Berkaitan dengan pemberian surat keputusan dari pejabat pemerintah atas suatu pelanggaran, menurut Tri Hayati pejabat pemerintah tidak boleh melanggar, harus sesuai dengan waktu yang ditentukan. “Karena ini kewajiban,” imbuhnya.
Tentang batas waktu itu, kuasa hukum Pulomas di persidangan sebelumnya menyoal pemberian surat penghentian izin operasional yang baru diberikan oleh Gubernur Babel kepada Pulomas dalam jangka waktu 49 hari setelah diterbitkan.
“Sesuai ketentuan, jangka waktu pemberian surat itu maksimal 14 hari kerja. Faktanya, penggugat baru mendapatkan dalam 49 hari kerja setelah terbit objek sengketa pertama,” tutur kuasa hukum PT Pulomas Sentosa, Mardi Gunawan, kepada wartawan, usai persidangan sebelumnya.
Persoalan terbitnya pencabutan izin berusaha PT Pulomas Sentosa oleh Gubernur Babel juga menjadi pokok persoalan. Sebab, surat pencabutan itu terbit di saat PT Pulomas sedang menjalani sanksi dari Kementerian Lingkungan Hidup dengan jangka waktu 180 hari untuk menyelesaikan persoalan yang ada.
Menurut keterangan ahli, ketika menteri sudah mengambil alih, maka kewenangannya ada di menteri.
“Ketika menteri sudah mengambil alih, gubernur harusnya meng-hold dulu.
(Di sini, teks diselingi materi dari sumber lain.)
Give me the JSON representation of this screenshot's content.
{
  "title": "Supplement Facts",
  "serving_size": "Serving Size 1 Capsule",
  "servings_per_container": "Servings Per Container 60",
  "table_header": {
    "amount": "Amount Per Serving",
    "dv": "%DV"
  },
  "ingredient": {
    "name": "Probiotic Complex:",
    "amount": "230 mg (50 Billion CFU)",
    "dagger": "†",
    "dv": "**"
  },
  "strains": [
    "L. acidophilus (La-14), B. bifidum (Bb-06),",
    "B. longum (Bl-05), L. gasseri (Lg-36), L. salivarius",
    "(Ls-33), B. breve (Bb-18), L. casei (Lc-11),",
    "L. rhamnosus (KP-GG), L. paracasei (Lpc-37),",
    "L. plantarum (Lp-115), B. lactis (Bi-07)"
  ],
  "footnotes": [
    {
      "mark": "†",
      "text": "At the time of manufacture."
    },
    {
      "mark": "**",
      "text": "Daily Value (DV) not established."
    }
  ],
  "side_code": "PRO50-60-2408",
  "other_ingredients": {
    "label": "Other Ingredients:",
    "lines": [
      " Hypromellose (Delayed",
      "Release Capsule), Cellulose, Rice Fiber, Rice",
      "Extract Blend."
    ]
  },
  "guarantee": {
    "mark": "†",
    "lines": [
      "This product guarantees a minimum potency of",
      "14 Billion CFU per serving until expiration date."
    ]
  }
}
Biasanya kan di surat ada CC-nya sebagai pihak yang ditembuskan. Ini harus menunggu selesaikan dulu, sanksinya dari kementerian,” jelas Tri Hayati.
Kepada ahli, kuasa hukum PT Pulomas juga bertanya tentang status sanksi dari Kementerian Lingkungan Hidup dan Kehutanan yang diberikan kepada PT Pulomas Sentosa.
“Kalau saya melihat dari yuridis formal, sanksi dari kementerian masih berlaku. (Otomatis) sanksi dari gubernur tidak berlaku,” jelasnya.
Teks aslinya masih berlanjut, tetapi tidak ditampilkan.